Friday, Feb. 6, 2009 | 2 a.m.
Gov. Jim Gibbons is moving forward with plans to bolster the development of a renewable energy industry despite the state’s budget troubles.
As first reported on lasvegassun.com, the governor has proposed forming a nonprofit corporation to sell billions of dollars worth of bonds to fund construction of power transmission lines throughout Nevada. The expanded power grid would connect solar fields, geothermal plants and wind farms to population centers.
The corporation would sell bonds, which would be tax-free, after getting contracts with renewable energy producers.
“This is how to finance transmission lines without taxpayer money and with the lowest cost to end users,” Deputy Chief of Staff Mendy Elliott said.
Elliott said Monte Miller — a major donor to Gibbons’ campaigns and legal defense fund — would lead the Nevada Energy Assistance Corp.
The governor would have five appointments to the board; the Legislative Commission would have two; the Nevada Association of Counties would have one; and the Nevada League of Cities would have one.
Assemblywoman Sheila Leslie, D-Reno, said Gibbons’ concept deserves a hearing, but it would give too much control to board members. She favors giving the state more control over the board and plans to introduce a bill to create a Nevada Transmission Authority, staffed by state employees.

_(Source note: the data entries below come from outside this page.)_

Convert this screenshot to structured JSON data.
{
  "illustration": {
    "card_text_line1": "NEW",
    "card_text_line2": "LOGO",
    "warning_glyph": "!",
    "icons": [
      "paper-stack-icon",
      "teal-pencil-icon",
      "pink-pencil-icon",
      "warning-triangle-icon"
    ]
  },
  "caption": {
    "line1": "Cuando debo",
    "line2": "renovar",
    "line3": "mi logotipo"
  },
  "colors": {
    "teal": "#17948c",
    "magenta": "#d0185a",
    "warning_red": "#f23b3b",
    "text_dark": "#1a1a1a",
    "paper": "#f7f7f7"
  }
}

“If the state is going to use its bonding leverage, why cede so much authority to a nonprofit?” she said. “Rather than rushing to set this up, it would be better public policy to have this debate in the Legislature.”
University Medical Center has not been paid for nearly $160 million of the patient care the hospital provided in 2008, equaling 31.7 percent of its billings, according to a report delivered to lawmakers.
Other Southern Nevada hospitals are facing similar struggles.
The state Health Care Financing and Policy Division presented a report to the legislative money committees this week showing hospitals in Clark County are unable to collect 9.9 percent of their bills.
Bill Welch, director of the Nevada Hospital Association, says the 31.7 percent of uncollected bills at University Medical Center isn’t unusual considering it’s the largest urban hospital in the state and has a Level One trauma center that treats many people who are uninsured or underinsured.
The uncompensated care figures were compiled before September, when the state’s Medicaid program cut by 5 percent its payment rates to hospitals for the care of low-income patients.
Gov. Jim Gibbons’ budget calls for another 5 percent reduction in Medicaid rates and using $25 million from a fund for uninsured auto accident victims on other expenses.
Gibbons’ proposals would cause uncompensated care to go “significantly higher” if the Legislature enacts them, Welch said.
Uncompensated care as a share of billings at other hospitals in Clark County was: 15.8 percent at Sunrise Hospital and Medical Center; 17.2 percent at St. Rose Dominican Hospital, San Martin; 17.5 percent at Southern Hills Hospital and Medical Center; 16.6 percent at North Vista Hospital and Medical Center; and 16.7 percent at St. Rose Dominican Hospital, de Lima campus.